As emoções dos estudantes são um fator crucial para o seu processo de aprendizado. O estresse e a ansiedade são inimigos da aprendizagem, por exemplo, eles dificultam a atenção e também a memorização dos conteúdos. Além disso, podem provocar conflitos internos e problemas interpessoais entre os alunos.

Por isso, ajude a turma a normalizar o que sente e fomente a expressão dessas sensações. Se alguém está se sentindo cansado ou frustrado, por exemplo, dedique um tempo da aula para debater ou aprender sobre essas condições.

O que é o método de ensino SMCE?

O SMCE valoriza muito uma educação humanizada e um ensino que considere questões socioemocionais. Mais do que educar alunos capazes de replicar conhecimentos específicos, queremos formar cidadãos éticos e prontos para usar o aprendizado obtido em sala de aula e resolver problemas reais.

Por isso, nossa educação está estruturada a partir de objetivos como:

  • oportunizar a construção de pensamento crítico, curioso e indagador;
  • criar uma aprendizagem contextualizada, com diferentes culturas e realidades;
  • proporcionar um aprendizado sustentável, colaborador e responsável;
  • encorajar uma metodologia dinâmica, com aulas expositivas, aprendizagem em equipe, tecnologia e desenvolvimento de habilidades cognitivas, sociais e emocionais.

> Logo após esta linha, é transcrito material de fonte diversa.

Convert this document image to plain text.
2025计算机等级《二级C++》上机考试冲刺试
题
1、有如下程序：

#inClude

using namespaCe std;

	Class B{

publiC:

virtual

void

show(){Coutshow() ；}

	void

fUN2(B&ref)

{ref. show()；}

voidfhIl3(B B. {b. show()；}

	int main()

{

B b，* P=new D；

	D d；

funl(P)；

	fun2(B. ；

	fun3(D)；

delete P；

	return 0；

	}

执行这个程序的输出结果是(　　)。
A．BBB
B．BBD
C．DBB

No Santa Mônica Centro Educacional, utilizamos a metodologia sociointeracionista, que visa a exploração do lúdico e a valorização das atividades coletivas, do desenvolvimento da linguagem e das habilidades que melhoram as relações interpessoais. Nós priorizamos a humanização do ensino e a socialização das crianças.

Com um mundo cada vez mais dinâmico e tecnológico, nossas crianças têm se desenvolvido em uma velocidade muito mais acelerada. E é claro que é importante acompanhar esse ritmo para que a sua capacidade cognitiva tenha a devida vazão, ou seja, para que as crianças possam avançar nos seus aprendizados de acordo com as próprias habilidades.

Há alguns anos, não fazíamos ideia de como o cérebro humano funcionava e, por esse motivo, inúmeros erros foram cometidos tentando padronizar o ensino. Mas, hoje, podemos mudar tal realidade, construindo uma educação inclusiva, dinâmica, flexível e muito mais eficiente.

Mais do que isso: conseguimos construir uma educação sob medida para as nossas crianças, incluindo os professores e os pais como agentes transformadores do espaço escolar. Assim, Neurociência e Educação podem andar de mãos dadas.